The enforcer auto-rolls-back the binary if its health-check fails. But if a problem surfaces after serves migrated their DBs forward, the binary alone won't fix it — restore the DBs:

sed -i "s/T3_PIN:-[0-9.]*/T3_PIN:-0.0.24/" ~/code/infra/scripts/t3-autoupdate.sh ~/code/infra/scripts/workstation/setup-devvm.sh
sudo install -m0755 ~/code/infra/scripts/t3-autoupdate.sh /usr/local/bin/t3-autoupdate
sudo npm i -g t3@0.0.24
for u in $(awk -F= '!/^[[:space:]]*#/&&NF==2{gsub(/ /,"",$2);print $2}' /etc/ttyd-user-map | sort -u); do
  bak=$(sudo ls -1t /var/backups/t3-state/$u/state-prebump-* 2>/dev/null | head -1)

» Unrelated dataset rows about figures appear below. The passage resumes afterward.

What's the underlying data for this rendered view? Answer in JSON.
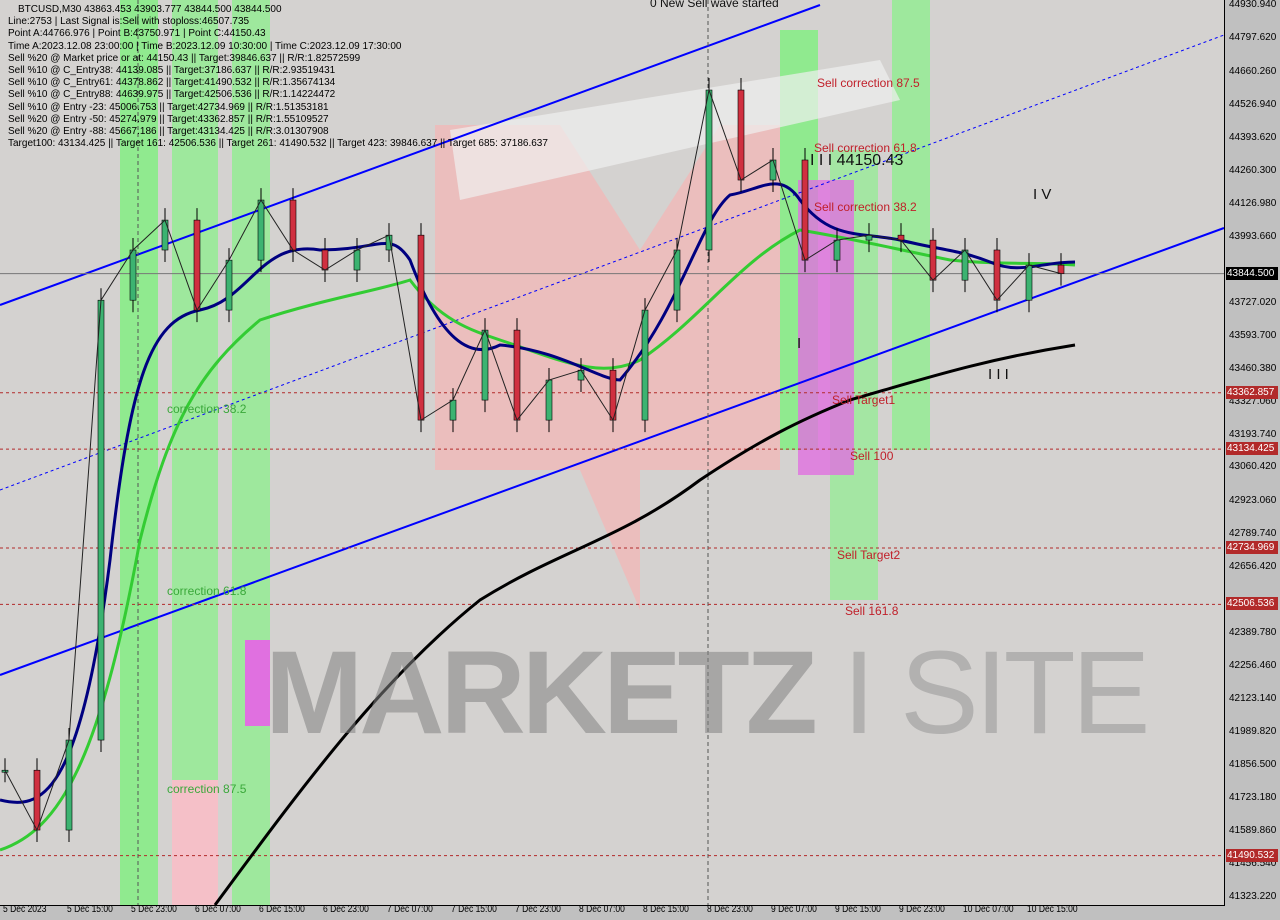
{
  "header": {
    "symbol_line": "BTCUSD,M30  43863.453 43903.777 43844.500 43844.500",
    "info_lines": [
      "Line:2753 | Last Signal is:Sell with stoploss:46507.735",
      "Point A:44766.976 | Point B:43750.971 | Point C:44150.43",
      "Time A:2023.12.08 23:00:00 | Time B:2023.12.09 10:30:00 | Time C:2023.12.09 17:30:00",
      "Sell %20 @ Market price or at: 44150.43 || Target:39846.637 || R/R:1.82572599",
      "Sell %10 @ C_Entry38: 44139.085 || Target:37186.637 || R/R:2.93519431",
      "Sell %10 @ C_Entry61: 44378.862 || Target:41490.532 || R/R:1.35674134",
      "Sell %10 @ C_Entry88: 44639.975 || Target:42506.536 || R/R:1.14224472",
      "Sell %10 @ Entry -23: 45006.753 || Target:42734.969 || R/R:1.51353181",
      "Sell %20 @ Entry -50: 45274.979 || Target:43362.857 || R/R:1.55109527",
      "Sell %20 @ Entry -88: 45667.186 || Target:43134.425 || R/R:3.01307908",
      "Target100: 43134.425 || Target 161: 42506.536 || Target 261: 41490.532 || Target 423: 39846.637 || Target 685: 37186.637"
    ]
  },
  "annotations": {
    "new_wave": "0 New Sell wave started",
    "sell_corr_875": "Sell correction 87.5",
    "sell_corr_618": "Sell correction 61.8",
    "sell_corr_382": "Sell correction 38.2",
    "wave3_price": "I I I 44150.43",
    "wave4": "I V",
    "wave1": "I",
    "wave3": "I I I",
    "sell_target1": "Sell Target1",
    "sell_100": "Sell 100",
    "sell_target2": "Sell Target2",
    "sell_1618": "Sell 161.8",
    "corr_382": "correction 38.2",
    "corr_618": "correction 61.8",
    "corr_875": "correction 87.5"
  },
  "watermark": "MARKETZ SITE",
  "colors": {
    "bull": "#3cb371",
    "bear": "#d03040",
    "level": "#b22a2a",
    "channel": "#0000ff",
    "ma_fast": "#000080",
    "ma_mid": "#33cc33",
    "ma_slow": "#000000"
  },
  "chart_data": {
    "type": "candlestick",
    "symbol": "BTCUSD",
    "timeframe": "M30",
    "ylim": [
      41323.22,
      44930.94
    ],
    "y_ticks": [
      "44930.940",
      "44797.620",
      "44660.260",
      "44526.940",
      "44393.620",
      "44260.300",
      "44126.980",
      "43993.660",
      "43727.020",
      "43593.700",
      "43460.380",
      "43327.060",
      "43193.740",
      "43060.420",
      "42923.060",
      "42789.740",
      "42656.420",
      "42389.780",
      "42256.460",
      "42123.140",
      "41989.820",
      "41856.500",
      "41723.180",
      "41589.860",
      "41456.540",
      "41323.220"
    ],
    "x_ticks": [
      "5 Dec 2023",
      "5 Dec 15:00",
      "5 Dec 23:00",
      "6 Dec 07:00",
      "6 Dec 15:00",
      "6 Dec 23:00",
      "7 Dec 07:00",
      "7 Dec 15:00",
      "7 Dec 23:00",
      "8 Dec 07:00",
      "8 Dec 15:00",
      "8 Dec 23:00",
      "9 Dec 07:00",
      "9 Dec 15:00",
      "9 Dec 23:00",
      "10 Dec 07:00",
      "10 Dec 15:00"
    ],
    "x": [
      "5 Dec 07:00",
      "5 Dec 11:00",
      "5 Dec 15:00",
      "5 Dec 19:00",
      "5 Dec 23:00",
      "6 Dec 03:00",
      "6 Dec 07:00",
      "6 Dec 11:00",
      "6 Dec 15:00",
      "6 Dec 19:00",
      "6 Dec 23:00",
      "7 Dec 03:00",
      "7 Dec 07:00",
      "7 Dec 11:00",
      "7 Dec 15:00",
      "7 Dec 19:00",
      "7 Dec 23:00",
      "8 Dec 03:00",
      "8 Dec 07:00",
      "8 Dec 11:00",
      "8 Dec 15:00",
      "8 Dec 19:00",
      "8 Dec 23:00",
      "9 Dec 03:00",
      "9 Dec 07:00",
      "9 Dec 11:00",
      "9 Dec 15:00",
      "9 Dec 19:00",
      "9 Dec 23:00",
      "10 Dec 03:00",
      "10 Dec 07:00",
      "10 Dec 11:00",
      "10 Dec 15:00",
      "10 Dec 19:00"
    ],
    "close": [
      41836,
      41594,
      41958,
      43737,
      43940,
      44061,
      43697,
      43899,
      44142,
      43940,
      43859,
      43940,
      44000,
      43252,
      43333,
      43616,
      43252,
      43414,
      43454,
      43252,
      43697,
      43940,
      44587,
      44223,
      44304,
      43899,
      43980,
      44000,
      43980,
      43818,
      43940,
      43737,
      43879,
      43844.5
    ],
    "levels": [
      {
        "label": "43362.857",
        "value": 43362.857
      },
      {
        "label": "43134.425",
        "value": 43134.425
      },
      {
        "label": "42734.969",
        "value": 42734.969
      },
      {
        "label": "42506.536",
        "value": 42506.536
      },
      {
        "label": "41490.532",
        "value": 41490.532
      }
    ],
    "current_price": {
      "label": "43844.500",
      "value": 43844.5
    }
  }
}
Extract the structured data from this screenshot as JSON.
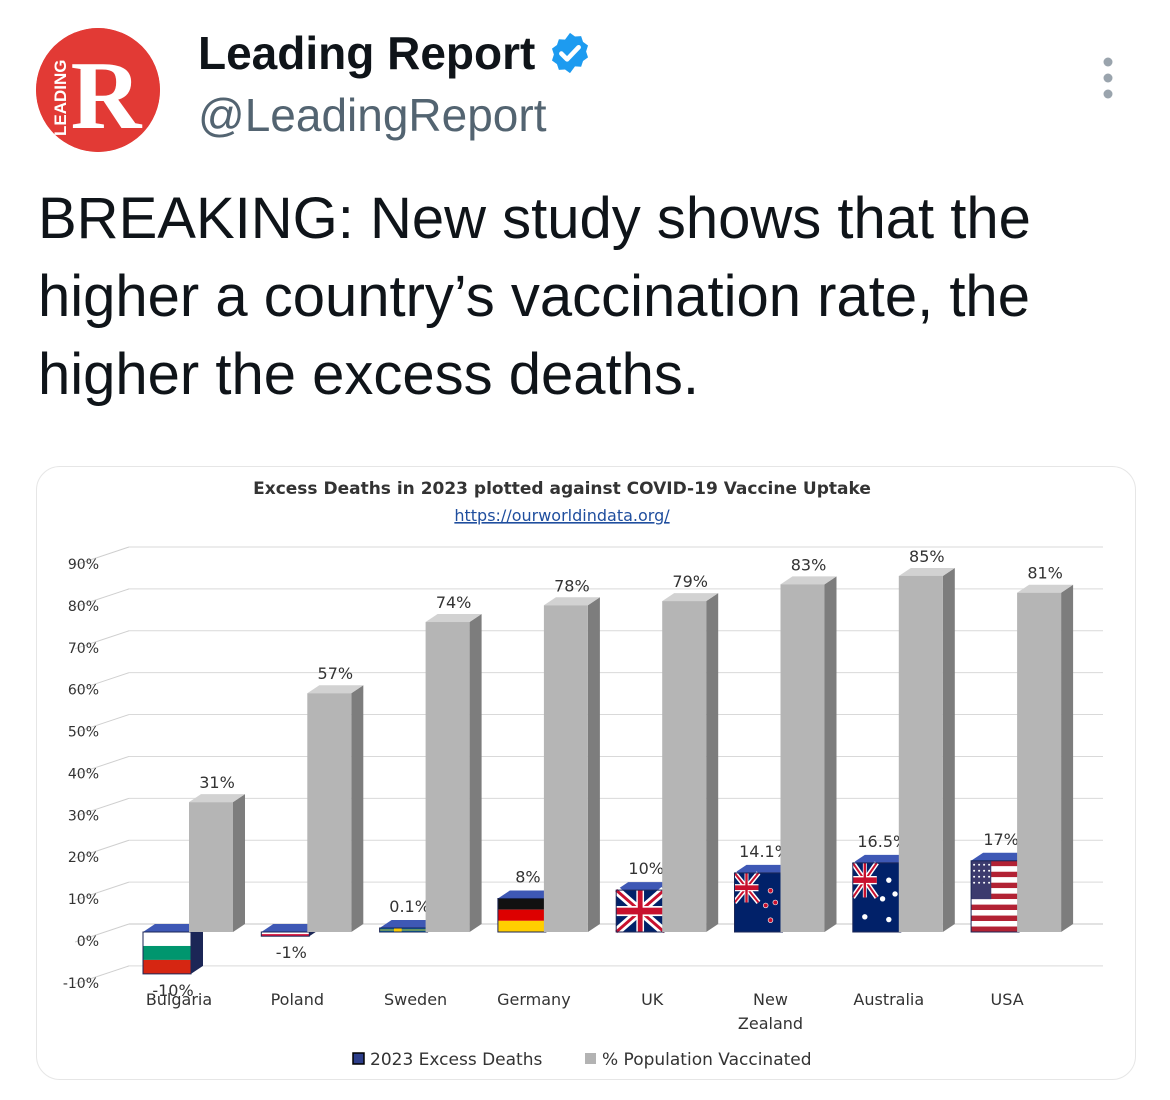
{
  "tweet": {
    "display_name": "Leading Report",
    "handle": "@LeadingReport",
    "text": "BREAKING: New study shows that the higher a country’s vaccination rate, the higher the excess deaths.",
    "avatar_letter": "R",
    "avatar_side_text": "LEADING",
    "avatar_color": "#e23a35",
    "verified_color": "#1d9bf0",
    "icons": {
      "verified": "verified-badge-icon",
      "more": "more-options-icon"
    }
  },
  "chart_data": {
    "type": "bar",
    "title": "Excess Deaths in 2023 plotted against COVID-19 Vaccine Uptake",
    "subtitle": "https://ourworldindata.org/",
    "categories": [
      [
        "Bulgaria"
      ],
      [
        "Poland"
      ],
      [
        "Sweden"
      ],
      [
        "Germany"
      ],
      [
        "UK"
      ],
      [
        "New",
        "Zealand"
      ],
      [
        "Australia"
      ],
      [
        "USA"
      ]
    ],
    "series": [
      {
        "name": "2023 Excess Deaths",
        "values": [
          -10,
          -1,
          0.1,
          8,
          10,
          14.1,
          16.5,
          17
        ],
        "labels": [
          "-10%",
          "-1%",
          "0.1%",
          "8%",
          "10%",
          "14.1%",
          "16.5%",
          "17%"
        ],
        "color": "#2d3e8a"
      },
      {
        "name": "% Population Vaccinated",
        "values": [
          31,
          57,
          74,
          78,
          79,
          83,
          85,
          81
        ],
        "labels": [
          "31%",
          "57%",
          "74%",
          "78%",
          "79%",
          "83%",
          "85%",
          "81%"
        ],
        "color": "#b3b3b3"
      }
    ],
    "y_ticks": [
      "-10%",
      "0%",
      "10%",
      "20%",
      "30%",
      "40%",
      "50%",
      "60%",
      "70%",
      "80%",
      "90%"
    ],
    "ylim": [
      -10,
      90
    ],
    "grid": true,
    "legend": "bottom",
    "flags": [
      "bulgaria",
      "poland",
      "sweden",
      "germany",
      "uk",
      "new-zealand",
      "australia",
      "usa"
    ]
  }
}
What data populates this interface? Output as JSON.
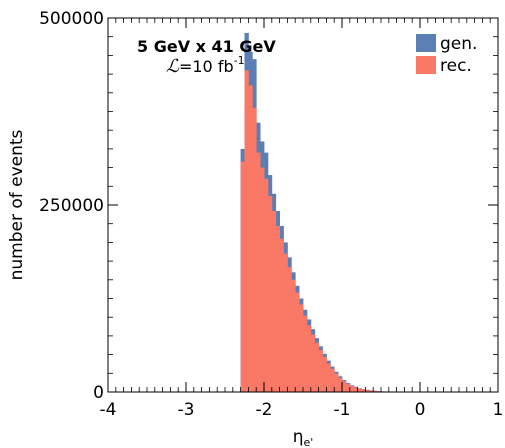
{
  "chart_data": {
    "type": "bar",
    "xlabel": "ηe'",
    "ylabel": "number of events",
    "xlim": [
      -4,
      1
    ],
    "ylim": [
      0,
      500000
    ],
    "x_ticks": [
      "-4",
      "-3",
      "-2",
      "-1",
      "0",
      "1"
    ],
    "y_ticks": [
      "0",
      "250000",
      "500000"
    ],
    "bin_width": 0.05,
    "bin_edges_start": -2.3,
    "annotation_line1": "5 GeV x 41 GeV",
    "annotation_lumi_symbol": "ℒ",
    "annotation_lumi_text": "=10 fb",
    "annotation_lumi_exp": "-1",
    "legend": "top-right",
    "series": [
      {
        "name": "gen.",
        "color": "#5b7fb4",
        "values": [
          325000,
          480000,
          455000,
          445000,
          360000,
          335000,
          320000,
          290000,
          265000,
          242000,
          222000,
          200000,
          180000,
          160000,
          142000,
          125000,
          110000,
          97000,
          84000,
          72000,
          61000,
          51000,
          42000,
          34000,
          27000,
          21000,
          16000,
          12000,
          9000,
          7000,
          5000,
          4000,
          3000,
          2200,
          1600,
          1100,
          800,
          500,
          300,
          200
        ]
      },
      {
        "name": "rec.",
        "color": "#fa7866",
        "values": [
          308000,
          430000,
          410000,
          380000,
          320000,
          300000,
          285000,
          262000,
          242000,
          222000,
          205000,
          185000,
          167000,
          150000,
          133000,
          117000,
          102000,
          89000,
          77000,
          66000,
          56000,
          47000,
          38000,
          31000,
          24500,
          19000,
          14500,
          11000,
          8200,
          6200,
          4600,
          3500,
          2600,
          1900,
          1400,
          1000,
          700,
          450,
          280,
          180
        ]
      }
    ]
  }
}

  [ -n "$bak" ] || continue
  sudo systemctl stop t3-serve@$u
  sudo install -o "$u" -g "$u" -m600 "$bak" /home/$u/.t3/userdata/state.sqlite
  sudo rm -f /home/$u/.t3/userdata/state.sqlite-wal /home/$u/.t3/userdata/state.sqlite-shm
  sudo systemctl start t3-serve@$u
done
# verify 302 + t3_session as above

(The 2026-06-09 incident had no pre-bump backup, so rollback meant per-user sqlite surgery. With the backup, it's a restore.)